Call to action: Authorities
What are authorities doing to address this concern in some of the most polluted cities in India? Here's a look:
The industrial hub of Uttar Pradesh, Kanpur’s air is worse than Delhi’s with the PM2.5 annual average touching 173 micrograms per cubic metre while Delhi’s was at 143 ug/m3. Given the volume of industries in the city, vehicle emissions, tanneries, coal used and burnt in these industries add to the menace of air pollution. An IIT Kanpur study also revealed that dust and soot together contribute to about 76 per cent of air pollution in Kanpur during winters. Unfortunately, there are no concrete steps that the authorities have taken so far besides identifying the cause and loss borne due to air pollution.
In the past, implementation of BS-VI norms, CNG/LPG for commercial vehicles, banning of 15-year-old private vehicles, particulate control systems in industry, domestic use of natural gas/LPG, converting unpaved roads to paved roads, mechanised sweeping and watering and a strict ban on open burning were some of the measures taken.
In Faridabad, the air quality has been very poor and the Central Pollution Control Board (CPCB) is looking into the matter. As of April 11, the real-time Air Quality Index in Faridabad is ‘moderate’ which is a relief for many but experts have recommended the use of air purifiers, pollutions masks and avoiding any physical exertion and outdoor activities especially by pregnant women, kids and senior citizens.
The National Green Tribunal (NGT) has ordered quick removal of encroachments from green belts caused by industrialists and commercial unit owners which had resulted in pollution and the Municipal Corporation of Faridabad and HSVP has been mandated to enforce the decision.
Recently, the CPCB had also asked the municipal corporations of Gurgaon and Faridabad to submit a report on steps taken in the past one year to control air pollution in the two cities as per the NGT's 17-point action plan. Instructions included prevention of vehicle parking in non-designated areas, introduction of flexi/staggered work timings to minimise movement of vehicles during peak hours, decongestion of pathways, creation of green buffers along the traffic corridors, vacuum sweeping of road, installation of water fountains at major traffic intersections, taking stringent action against waste burning in the open, ensuring proper collection of waste, and controlling dust pollution at construction sites.

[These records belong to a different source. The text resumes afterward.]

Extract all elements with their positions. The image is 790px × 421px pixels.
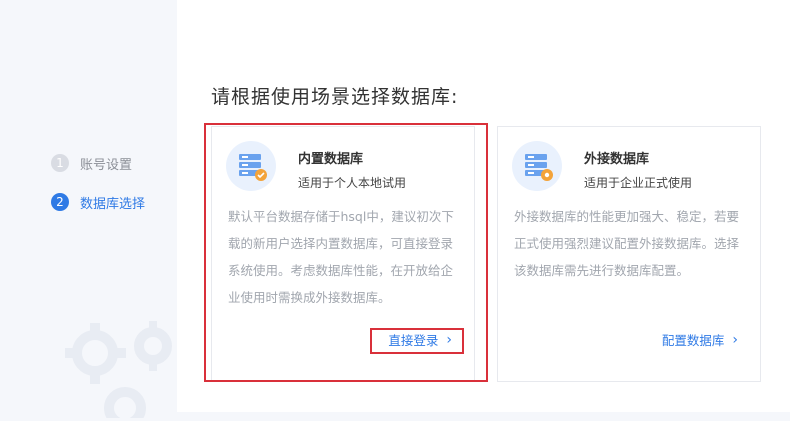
- card-description: 默认平台数据存储于hsql中，建议初次下载的新用户选择内置数据库，可直接登录系统…: [228, 209, 454, 305]
- builtin-database-card[interactable]: 内置数据库 适用于个人本地试用 默认平台数据存储于hsql中，建议初次下载的新用…: [211, 126, 475, 382]
- action-label: 配置数据库: [661, 333, 725, 348]
- step-number: 1: [51, 154, 69, 172]
- gears-decoration-icon: [65, 321, 172, 418]
- step-number: 2: [51, 193, 69, 211]
- chevron-right-icon: ›: [732, 331, 738, 348]
- direct-login-link[interactable]: 直接登录 ›: [388, 330, 452, 349]
- card-title: 内置数据库: [298, 152, 364, 167]
- database-gear-icon: [512, 141, 562, 191]
- action-label: 直接登录: [388, 333, 439, 348]
- step-label: 数据库选择: [80, 196, 146, 212]
- chevron-right-icon: ›: [446, 331, 452, 348]
- card-subtitle: 适用于企业正式使用: [584, 176, 693, 190]
- configure-database-link[interactable]: 配置数据库 ›: [662, 330, 738, 349]
- card-title: 外接数据库: [584, 152, 650, 167]
- external-database-card[interactable]: 外接数据库 适用于企业正式使用 外接数据库的性能更加强大、稳定，若要正式使用强烈…: [497, 126, 761, 382]
- page-title: 请根据使用场景选择数据库:: [211, 86, 459, 108]
- step-account-settings[interactable]: 1 账号设置: [51, 153, 145, 173]
- bottom-strip: [177, 412, 790, 421]
- step-label: 账号设置: [80, 157, 133, 173]
- step-database-select[interactable]: 2 数据库选择: [51, 192, 145, 212]
- database-check-icon: [226, 141, 276, 191]
- sidebar: 1 账号设置 2 数据库选择: [0, 0, 177, 421]
- setup-steps: 1 账号设置 2 数据库选择: [51, 153, 145, 231]
- card-subtitle: 适用于个人本地试用: [298, 176, 407, 190]
- card-description: 外接数据库的性能更加强大、稳定，若要正式使用强烈建议配置外接数据库。选择该数据库…: [514, 209, 740, 278]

A growing number of patients complaining about respiratory problems is indication enough that Varanasi is choking. Traffic and vehicular pollution, construction are among top causes followed by the bad condition of roads.
Not just these cities, every Indian city is taking some steps to counter the pollution menace. However, given the volume of damage done, the result would be time taking. Numbeo estimates air pollution in Varanasi as ‘very high’ while the report by Climate Trends claims that the authorities have been concentrating on the beautification of the city, neglecting the problem of poor air quality throughout the year.